WVA is a non-profit veterans service organization open to women who have served in any branch of the armed forces.
“Having a day where we can be proud with no fight,” Camp said, “I can just wake up and be proud that that day is for me.”
‘I think woman are under appreciated’
Women’s Veterans Day is not intended to take away from Veteran’s Day, but further acknowledge women who sacrificed while serving in the military, said Rep. Jason Hodges, D-Clarksville who in January sponsored HB 504.
Gov. Bill Lee signed the bill May 17.
“In many times I think woman are under appreciated, especially for their service in the military,” Hodges said. “Making sure that Women Veterans of America have a day to be able to share their story and to make sure history notates what woman have done,” is important.”
Why June 12th?
On June 12, 1948, former president Harry Truman signed off on the Women’s Armed Services Integration Act, legally permitting women to serve in all four branches of the military, according to the Truman Library Institute. This year marks the 73rd anniversary of the groundbreaking act.

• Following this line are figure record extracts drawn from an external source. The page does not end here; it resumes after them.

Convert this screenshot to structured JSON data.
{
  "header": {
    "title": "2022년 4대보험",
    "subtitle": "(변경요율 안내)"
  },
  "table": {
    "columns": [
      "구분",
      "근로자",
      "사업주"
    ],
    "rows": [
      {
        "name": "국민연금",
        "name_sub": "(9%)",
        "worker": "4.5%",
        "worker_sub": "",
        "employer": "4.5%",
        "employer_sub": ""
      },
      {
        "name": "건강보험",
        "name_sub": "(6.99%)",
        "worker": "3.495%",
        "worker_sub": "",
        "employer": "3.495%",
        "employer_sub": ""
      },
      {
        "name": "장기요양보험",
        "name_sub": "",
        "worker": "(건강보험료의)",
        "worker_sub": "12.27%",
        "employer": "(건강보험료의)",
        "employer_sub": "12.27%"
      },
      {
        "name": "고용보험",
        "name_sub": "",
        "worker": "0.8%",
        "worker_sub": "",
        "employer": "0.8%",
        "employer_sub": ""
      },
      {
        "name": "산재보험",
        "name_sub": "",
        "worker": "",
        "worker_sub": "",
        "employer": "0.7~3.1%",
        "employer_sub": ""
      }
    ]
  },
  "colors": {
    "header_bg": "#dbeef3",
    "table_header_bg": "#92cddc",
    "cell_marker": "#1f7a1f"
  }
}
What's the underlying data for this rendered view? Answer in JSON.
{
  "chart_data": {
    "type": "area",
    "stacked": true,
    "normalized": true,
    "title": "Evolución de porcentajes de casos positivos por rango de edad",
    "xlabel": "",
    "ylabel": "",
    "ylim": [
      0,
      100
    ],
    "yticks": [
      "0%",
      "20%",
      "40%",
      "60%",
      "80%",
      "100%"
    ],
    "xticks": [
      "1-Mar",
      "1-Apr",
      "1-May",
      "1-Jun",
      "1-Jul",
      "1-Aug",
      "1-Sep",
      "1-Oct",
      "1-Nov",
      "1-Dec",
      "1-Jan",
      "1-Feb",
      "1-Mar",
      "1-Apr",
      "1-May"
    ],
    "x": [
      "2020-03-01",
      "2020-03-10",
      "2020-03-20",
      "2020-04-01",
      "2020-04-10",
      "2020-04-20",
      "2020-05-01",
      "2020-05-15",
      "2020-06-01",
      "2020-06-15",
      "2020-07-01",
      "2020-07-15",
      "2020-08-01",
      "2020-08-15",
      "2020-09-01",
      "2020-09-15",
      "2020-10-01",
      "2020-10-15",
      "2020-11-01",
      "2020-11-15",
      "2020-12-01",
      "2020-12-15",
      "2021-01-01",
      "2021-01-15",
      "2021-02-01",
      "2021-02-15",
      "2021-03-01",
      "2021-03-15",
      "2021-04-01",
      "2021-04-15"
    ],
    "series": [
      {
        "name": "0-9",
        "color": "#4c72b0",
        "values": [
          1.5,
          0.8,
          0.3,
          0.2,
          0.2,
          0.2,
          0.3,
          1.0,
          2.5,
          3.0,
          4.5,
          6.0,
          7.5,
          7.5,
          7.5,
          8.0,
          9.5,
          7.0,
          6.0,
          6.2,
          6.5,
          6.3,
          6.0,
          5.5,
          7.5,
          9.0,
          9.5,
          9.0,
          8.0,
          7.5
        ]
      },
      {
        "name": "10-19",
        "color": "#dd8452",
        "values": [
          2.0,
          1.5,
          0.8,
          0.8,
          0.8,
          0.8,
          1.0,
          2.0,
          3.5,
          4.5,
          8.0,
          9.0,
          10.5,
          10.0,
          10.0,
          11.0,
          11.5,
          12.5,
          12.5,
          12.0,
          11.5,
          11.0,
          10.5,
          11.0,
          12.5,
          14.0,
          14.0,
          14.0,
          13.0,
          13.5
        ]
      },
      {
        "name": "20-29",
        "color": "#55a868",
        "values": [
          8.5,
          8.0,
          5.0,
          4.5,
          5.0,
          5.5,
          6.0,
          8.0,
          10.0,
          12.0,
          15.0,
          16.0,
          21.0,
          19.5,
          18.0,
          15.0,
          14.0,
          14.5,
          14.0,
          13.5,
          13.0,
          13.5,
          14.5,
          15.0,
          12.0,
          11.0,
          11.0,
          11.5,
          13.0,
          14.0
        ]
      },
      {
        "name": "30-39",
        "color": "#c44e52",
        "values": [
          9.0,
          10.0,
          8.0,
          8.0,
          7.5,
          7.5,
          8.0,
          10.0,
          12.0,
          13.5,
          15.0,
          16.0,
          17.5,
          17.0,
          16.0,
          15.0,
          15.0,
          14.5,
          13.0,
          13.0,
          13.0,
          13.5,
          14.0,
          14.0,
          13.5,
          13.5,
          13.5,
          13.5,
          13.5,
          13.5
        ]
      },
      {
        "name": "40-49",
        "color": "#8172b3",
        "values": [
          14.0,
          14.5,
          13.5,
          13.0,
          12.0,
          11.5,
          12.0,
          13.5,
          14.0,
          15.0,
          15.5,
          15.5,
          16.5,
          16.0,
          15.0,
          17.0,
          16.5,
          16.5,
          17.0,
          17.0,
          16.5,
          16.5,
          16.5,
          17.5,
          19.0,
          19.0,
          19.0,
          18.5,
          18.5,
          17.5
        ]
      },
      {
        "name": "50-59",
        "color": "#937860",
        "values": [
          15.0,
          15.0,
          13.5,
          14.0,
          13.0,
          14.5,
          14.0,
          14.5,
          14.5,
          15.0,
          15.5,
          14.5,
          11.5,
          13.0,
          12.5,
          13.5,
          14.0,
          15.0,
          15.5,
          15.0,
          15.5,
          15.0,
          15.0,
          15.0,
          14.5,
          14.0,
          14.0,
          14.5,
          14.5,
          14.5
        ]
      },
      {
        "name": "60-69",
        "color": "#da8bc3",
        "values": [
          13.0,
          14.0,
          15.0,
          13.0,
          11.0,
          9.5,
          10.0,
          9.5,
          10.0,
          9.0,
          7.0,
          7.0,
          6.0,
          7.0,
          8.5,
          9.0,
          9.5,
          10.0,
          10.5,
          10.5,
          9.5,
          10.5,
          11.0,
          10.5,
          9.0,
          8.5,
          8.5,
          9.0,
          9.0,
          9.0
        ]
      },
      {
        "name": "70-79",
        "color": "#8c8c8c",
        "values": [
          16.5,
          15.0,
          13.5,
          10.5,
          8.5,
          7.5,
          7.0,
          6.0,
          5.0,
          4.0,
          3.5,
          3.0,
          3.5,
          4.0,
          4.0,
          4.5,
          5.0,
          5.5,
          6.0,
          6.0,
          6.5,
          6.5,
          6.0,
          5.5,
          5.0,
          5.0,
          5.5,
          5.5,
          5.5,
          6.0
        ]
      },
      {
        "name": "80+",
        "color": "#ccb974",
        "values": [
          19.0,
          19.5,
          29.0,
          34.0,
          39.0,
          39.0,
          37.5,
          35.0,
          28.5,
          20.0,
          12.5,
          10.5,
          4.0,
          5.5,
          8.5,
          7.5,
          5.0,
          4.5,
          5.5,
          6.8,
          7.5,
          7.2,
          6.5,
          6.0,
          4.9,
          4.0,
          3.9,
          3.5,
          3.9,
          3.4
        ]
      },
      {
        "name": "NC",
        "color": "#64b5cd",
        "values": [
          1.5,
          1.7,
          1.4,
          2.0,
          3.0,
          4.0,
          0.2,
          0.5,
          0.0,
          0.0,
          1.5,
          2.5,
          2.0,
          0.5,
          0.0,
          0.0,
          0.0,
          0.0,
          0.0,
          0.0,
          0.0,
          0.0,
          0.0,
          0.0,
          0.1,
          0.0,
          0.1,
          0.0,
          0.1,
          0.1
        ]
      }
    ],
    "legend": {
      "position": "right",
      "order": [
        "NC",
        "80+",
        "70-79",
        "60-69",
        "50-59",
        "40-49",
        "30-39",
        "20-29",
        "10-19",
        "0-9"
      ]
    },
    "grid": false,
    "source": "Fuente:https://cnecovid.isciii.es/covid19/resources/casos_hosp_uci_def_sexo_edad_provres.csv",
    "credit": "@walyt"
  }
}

Tennessee is the latest of 12 states who celebrate Women’s Veterans Day.
There are over 44,000 women veterans in the state, while Montgomery County alone represents almost 7,000, according to Veterans Affairs.
When recognizing Women’s Veterans Day, Monica Meeks, commander of WVA Chapter 47 (Clarksville) and retired army veteran, thinks about Cathay Williams, the only documented Black woman to serve as a Buffalo solider during the Civil War. She disguised as a man.